Clifford took IBM to an employment tribunal in February 2022, alleging that he was being discriminated against on the grounds of disability as he had not received a pay rise in the years since he had joined the plan in 2013
The IT worker claimed that the value of his income had "withered" due to inflation.
The employment tribunal in Reading, England, dismissed his claim in March 2023, with a judge telling Clifford - who'd joined US software company, Lotus Development in 2000, shortly after it was purchased by IBM in June 1995 - that he had been given a "very substantial benefit" which amounted to "favourable treatment".
Clifford had argued that the plan was supposed to "give security to employees not able to work – that was not achieved if payments were forever frozen."
Employment Judge Paul Housego stated in response: "The claim is that the absence of increase in salary is disability discrimination because it is less favourable treatment than afforded those not disabled.
"This contention is not sustainable because only the disabled can benefit from the plan.

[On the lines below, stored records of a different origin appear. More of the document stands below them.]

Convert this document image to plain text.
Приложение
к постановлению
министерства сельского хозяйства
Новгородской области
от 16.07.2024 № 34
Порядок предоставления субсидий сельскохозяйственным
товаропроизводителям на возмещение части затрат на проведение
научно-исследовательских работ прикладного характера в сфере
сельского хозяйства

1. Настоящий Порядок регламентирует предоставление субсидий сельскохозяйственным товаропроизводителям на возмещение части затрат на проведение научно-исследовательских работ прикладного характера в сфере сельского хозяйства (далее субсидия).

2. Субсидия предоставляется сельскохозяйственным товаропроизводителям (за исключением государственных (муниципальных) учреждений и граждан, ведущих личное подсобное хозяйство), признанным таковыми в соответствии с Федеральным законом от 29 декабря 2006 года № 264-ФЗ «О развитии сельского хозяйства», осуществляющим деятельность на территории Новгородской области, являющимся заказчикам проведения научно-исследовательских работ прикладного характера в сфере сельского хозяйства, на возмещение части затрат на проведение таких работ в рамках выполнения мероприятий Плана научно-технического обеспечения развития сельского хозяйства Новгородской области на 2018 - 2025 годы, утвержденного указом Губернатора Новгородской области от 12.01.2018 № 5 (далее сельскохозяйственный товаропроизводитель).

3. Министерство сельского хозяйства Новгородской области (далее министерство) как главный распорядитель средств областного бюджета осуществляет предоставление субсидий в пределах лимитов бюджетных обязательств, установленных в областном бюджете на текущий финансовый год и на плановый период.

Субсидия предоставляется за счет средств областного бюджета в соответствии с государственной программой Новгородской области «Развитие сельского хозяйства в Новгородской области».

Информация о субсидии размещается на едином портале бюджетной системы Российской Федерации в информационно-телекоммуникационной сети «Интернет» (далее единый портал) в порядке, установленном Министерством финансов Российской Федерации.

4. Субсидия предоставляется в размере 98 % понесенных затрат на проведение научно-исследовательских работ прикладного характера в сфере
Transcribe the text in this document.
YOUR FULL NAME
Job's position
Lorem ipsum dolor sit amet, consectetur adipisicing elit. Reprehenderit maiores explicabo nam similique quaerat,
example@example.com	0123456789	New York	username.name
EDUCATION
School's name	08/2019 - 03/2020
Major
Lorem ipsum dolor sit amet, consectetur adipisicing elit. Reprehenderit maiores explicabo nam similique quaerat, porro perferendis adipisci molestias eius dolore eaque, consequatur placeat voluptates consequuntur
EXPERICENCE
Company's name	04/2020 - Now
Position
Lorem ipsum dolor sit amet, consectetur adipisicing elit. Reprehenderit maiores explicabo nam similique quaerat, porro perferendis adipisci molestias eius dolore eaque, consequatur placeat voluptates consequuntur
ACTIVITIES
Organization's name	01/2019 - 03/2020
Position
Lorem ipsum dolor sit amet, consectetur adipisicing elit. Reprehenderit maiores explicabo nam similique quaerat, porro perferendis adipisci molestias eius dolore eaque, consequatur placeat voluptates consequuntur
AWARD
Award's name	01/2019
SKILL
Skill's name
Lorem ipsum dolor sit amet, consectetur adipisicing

It is not disability discrimination that the Plan is not even more generous.
"Even if the value of the £50,000 a year halved over 30 years, it is still a very substantial benefit.
"However, this is not the issue for, fundamentally, the terms of something given as a benefit to the disabled, and not available to those not disabled, cannot be less favourable treatment related to disability. It is more favourable treatment, not less."
Following the verdict, Clifford told the Daily Telegraph: "I am on chemotherapy and have been for many years and have been extremely unwell.
"Your salary affects your death in service [insurance], pension and everything else, it was more for my family.
"People may think, yes it's generous, but firstly those amounts are gross not taxed. ... I do pay National Insurance on those amounts.
"I have a son [who is] off to university. Your mortgage doesn't go down because you are sick."
He also claimed to have spent £30,000 ($40,400) bringing the case against IBM.